There are wineries in New Jersey that grow Concord grapes. Welch's got their start in Vineland, New Jersey, pasteurizing Concord grape juice. You can make a bottle of that wine for about $4 and retail it for $10.
Collaboration and Competition Among NJ Wineries
I want to touch on how competitive the different wineries in New Jersey are. It seems like you are all in this together. What winery owner starting a podcast would have one of his competitors on and promote his wine?

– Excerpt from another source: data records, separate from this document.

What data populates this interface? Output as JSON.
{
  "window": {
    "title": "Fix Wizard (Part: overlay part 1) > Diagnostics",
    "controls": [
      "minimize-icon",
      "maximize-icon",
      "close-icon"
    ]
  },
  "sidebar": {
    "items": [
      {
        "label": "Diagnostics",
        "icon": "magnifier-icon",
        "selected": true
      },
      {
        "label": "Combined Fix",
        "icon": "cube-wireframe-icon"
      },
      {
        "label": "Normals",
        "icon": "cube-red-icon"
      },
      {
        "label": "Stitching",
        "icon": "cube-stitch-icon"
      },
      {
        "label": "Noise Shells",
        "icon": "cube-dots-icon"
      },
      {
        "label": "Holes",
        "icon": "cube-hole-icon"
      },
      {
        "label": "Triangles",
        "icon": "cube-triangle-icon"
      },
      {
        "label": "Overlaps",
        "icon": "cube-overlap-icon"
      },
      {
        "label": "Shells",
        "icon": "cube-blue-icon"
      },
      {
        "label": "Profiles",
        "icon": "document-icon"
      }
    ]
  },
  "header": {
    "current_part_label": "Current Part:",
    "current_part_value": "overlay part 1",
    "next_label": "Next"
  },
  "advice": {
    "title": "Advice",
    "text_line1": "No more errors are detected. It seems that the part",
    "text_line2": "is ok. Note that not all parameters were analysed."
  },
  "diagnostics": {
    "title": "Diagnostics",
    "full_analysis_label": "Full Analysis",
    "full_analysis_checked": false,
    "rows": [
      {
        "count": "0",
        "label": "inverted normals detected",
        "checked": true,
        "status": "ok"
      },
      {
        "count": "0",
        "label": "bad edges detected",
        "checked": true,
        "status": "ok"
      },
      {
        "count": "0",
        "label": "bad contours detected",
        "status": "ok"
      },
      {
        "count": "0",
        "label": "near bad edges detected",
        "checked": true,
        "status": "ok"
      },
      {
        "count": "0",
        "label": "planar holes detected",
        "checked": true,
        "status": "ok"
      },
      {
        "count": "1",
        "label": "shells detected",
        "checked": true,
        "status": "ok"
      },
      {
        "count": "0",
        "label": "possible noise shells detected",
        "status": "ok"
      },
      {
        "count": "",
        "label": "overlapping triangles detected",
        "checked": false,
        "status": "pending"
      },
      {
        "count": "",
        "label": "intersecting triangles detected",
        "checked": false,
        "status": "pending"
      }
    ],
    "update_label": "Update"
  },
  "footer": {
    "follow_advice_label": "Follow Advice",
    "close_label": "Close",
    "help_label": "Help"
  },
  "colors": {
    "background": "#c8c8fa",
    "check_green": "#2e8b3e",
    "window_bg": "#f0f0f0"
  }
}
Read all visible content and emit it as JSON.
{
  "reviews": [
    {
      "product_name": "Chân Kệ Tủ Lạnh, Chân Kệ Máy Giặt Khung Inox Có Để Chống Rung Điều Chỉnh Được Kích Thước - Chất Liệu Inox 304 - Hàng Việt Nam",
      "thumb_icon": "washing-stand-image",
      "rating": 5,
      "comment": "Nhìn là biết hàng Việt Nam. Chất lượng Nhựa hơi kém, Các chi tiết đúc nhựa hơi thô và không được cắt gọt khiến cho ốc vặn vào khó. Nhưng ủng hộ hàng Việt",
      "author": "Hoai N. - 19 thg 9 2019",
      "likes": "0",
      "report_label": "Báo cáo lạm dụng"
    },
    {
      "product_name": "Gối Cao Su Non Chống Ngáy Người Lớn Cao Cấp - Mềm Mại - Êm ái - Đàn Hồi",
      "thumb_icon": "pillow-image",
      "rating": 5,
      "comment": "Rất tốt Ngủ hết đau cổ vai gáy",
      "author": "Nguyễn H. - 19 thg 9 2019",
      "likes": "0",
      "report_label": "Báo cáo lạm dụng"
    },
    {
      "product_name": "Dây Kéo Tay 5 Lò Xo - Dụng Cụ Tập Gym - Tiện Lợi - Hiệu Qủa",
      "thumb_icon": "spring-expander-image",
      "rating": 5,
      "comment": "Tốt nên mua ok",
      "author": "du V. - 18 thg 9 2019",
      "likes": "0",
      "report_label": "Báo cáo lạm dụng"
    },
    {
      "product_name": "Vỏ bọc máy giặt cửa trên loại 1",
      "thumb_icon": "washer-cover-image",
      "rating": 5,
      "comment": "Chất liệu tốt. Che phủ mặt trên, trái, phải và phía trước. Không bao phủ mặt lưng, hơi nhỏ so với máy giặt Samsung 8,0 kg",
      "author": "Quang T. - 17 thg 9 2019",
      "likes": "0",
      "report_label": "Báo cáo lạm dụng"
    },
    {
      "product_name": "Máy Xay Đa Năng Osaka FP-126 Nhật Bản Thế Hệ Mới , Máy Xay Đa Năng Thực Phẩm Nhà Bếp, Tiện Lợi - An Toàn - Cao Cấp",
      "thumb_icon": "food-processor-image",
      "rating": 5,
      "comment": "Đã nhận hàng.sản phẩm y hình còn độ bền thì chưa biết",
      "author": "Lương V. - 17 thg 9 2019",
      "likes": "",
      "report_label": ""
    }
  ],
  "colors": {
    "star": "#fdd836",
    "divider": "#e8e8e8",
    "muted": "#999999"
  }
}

I think it benefits everybody. Here is where we compete: the person coming to Saddle Hill is probably not the same as someone going elsewhere, though real winery-goers want to try them all. The competition is really in selling to retail.
You go into these large liquor stores and they have a wall of New Jersey wines. I'll walk in and ask them to carry my wine, and they'll say they don't need another New Jersey wine. That is the competitive piece. But if a competitor is doing really well, it is good for us. I hope Bellview sells 25,000 cases a year because it trickles down to Saddle Hill.
It would be helpful if we had our wines in areas that aren't specifically designated as the "New Jersey wine" section. We do Cabernet Franc as well as anybody in the world. Why not put us with the other Cabernet Francs?
My winemaker and I created this magnificent painted bottle with a white horse on it because we are a horse farm on White Horse Road. Most of the 23 stores selling it today put that bottle in the regular sections, not just the New Jersey section. Whether it is a pretty bottle or not, you still have to have great juice.
Larry, I can't thank you enough for traveling all the way from West Palm Beach to drink some fantastic wine with us and share your story. We will have you back because we want to see where that goes with the Surgeon General and where the future of New Jersey wines continues to go.